Compared with the half-hour children’s show I produced for about 2 years, over 10 years ago, it sounded easy as pie.  On The Village Green, I would only be responsible for 5-7 minutes, I would be part of a knowledgeable team, and nonlinear (digital) editing would make the whole editing process much easier than the tape-to-tape editing process I had used on the previous show .

Taping the interviews went well, but it was difficult to condense my 32 minutes down to 5-7. Digital editing wasn’t that easy either, even with Alecia doing most of the work, as she taught me the basics. I have  a whole new respect for film editors. As with editing writing for length and logical format, you sometimes have to toss out content you really like because it is too long or just doesn’t fit in. Unlike editing writing, though, you can’t create new video in the editing studio as easily as you can manipulate words.

It has been an enjoyable learning process though, and I hope that Falmouth residents will watch the show tonight (it will be repeated at other times and dates; check the FCTV web site for schedule details). And, I hope that others will take advantage of the wonderful resource we have in FCTV. A $30 annual membership gives you free access to training and use of equipment so that you, too, can produce segments for The Village Green, or envision and create your own television show.

The Gong Show

Thursday, May 15th, 2008

I was listening to FCTV, local cable access tv for Falmouth, the other day, listening, not watching, because, in my home office, my desk is arranged so that I have my back to the tv and because my little tv is on its last legs, and has a very dark, sometimes indecipherable picture. I like FCTV; I used to produce a tv show there myself, and I understand how much work goes into these shows.
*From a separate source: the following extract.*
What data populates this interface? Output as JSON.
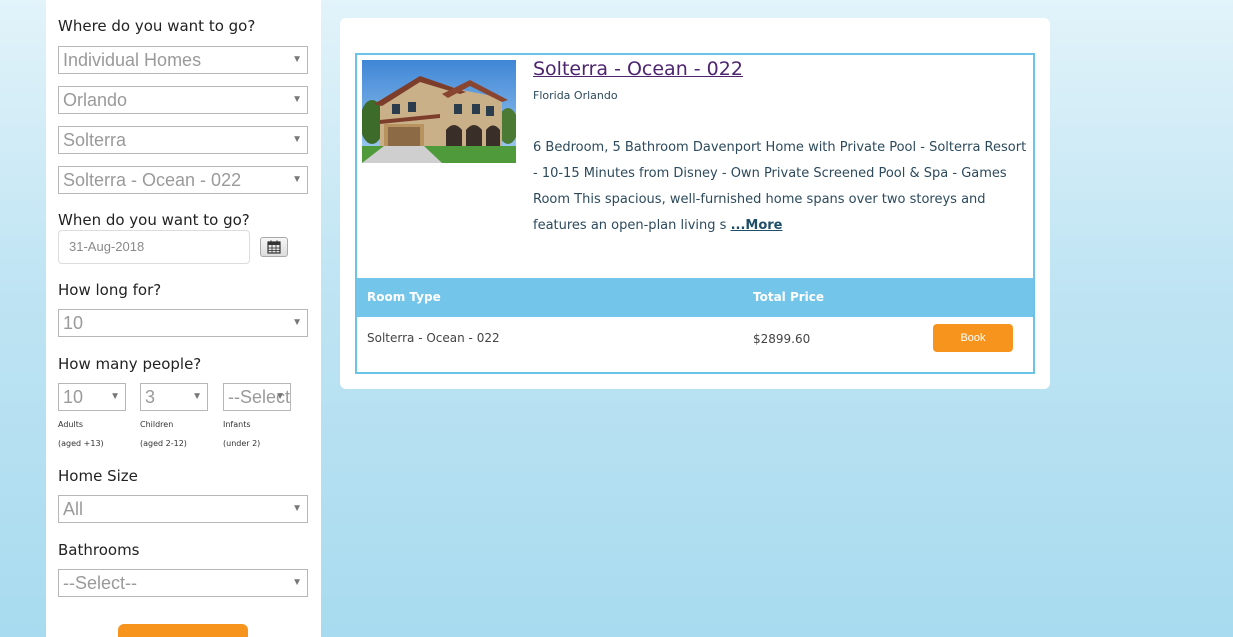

Anyway, the show on FCTV was an interview show, featuring a woman interviewing a man about his gongs. I wasn’t so much interested in the show as I was in the interviewer, who seemed not only bored, but skeptical of the man and his gongs. He was going on about the mystical powers of the soung of the gong, and saying things like, “You don’t play the gong, the gong plays you.”

Instead of letting that New Age-y sounding statement go, the interviewer asked for an explanation, and the man started talking about how you play a flute by pressing on various keys and blowing, but the gong was completely different. Playing a gong is fairly simply; you hit it with a mallet as you would a musical instrument, but the sound of the gong has an impact on your body as if you, yourself, were the instrument.

He demonstrated, playing what looked like (and I couldn’t really see) numerous gongs of different sizes and with different sound properties. The effect was amazing. I was drawn into the gong sound immediately, stopped working, sat up a little straighter and enjoyed the sound going right through me. The bored interviewer responded too; suddenly seeming more light-hearted and giggly. Maybe because she was sitting right next to the gongs, vibrating along with them.

Turns out there is a whole world of gong meditation and gong therapy using gongs to create a healing “sound bath.” Very soothing! I’m not going to rush out to buy an gong though, the sound of cello music affects me similarly. I’m going to go practice now and enjoy some of those mellow vibrations.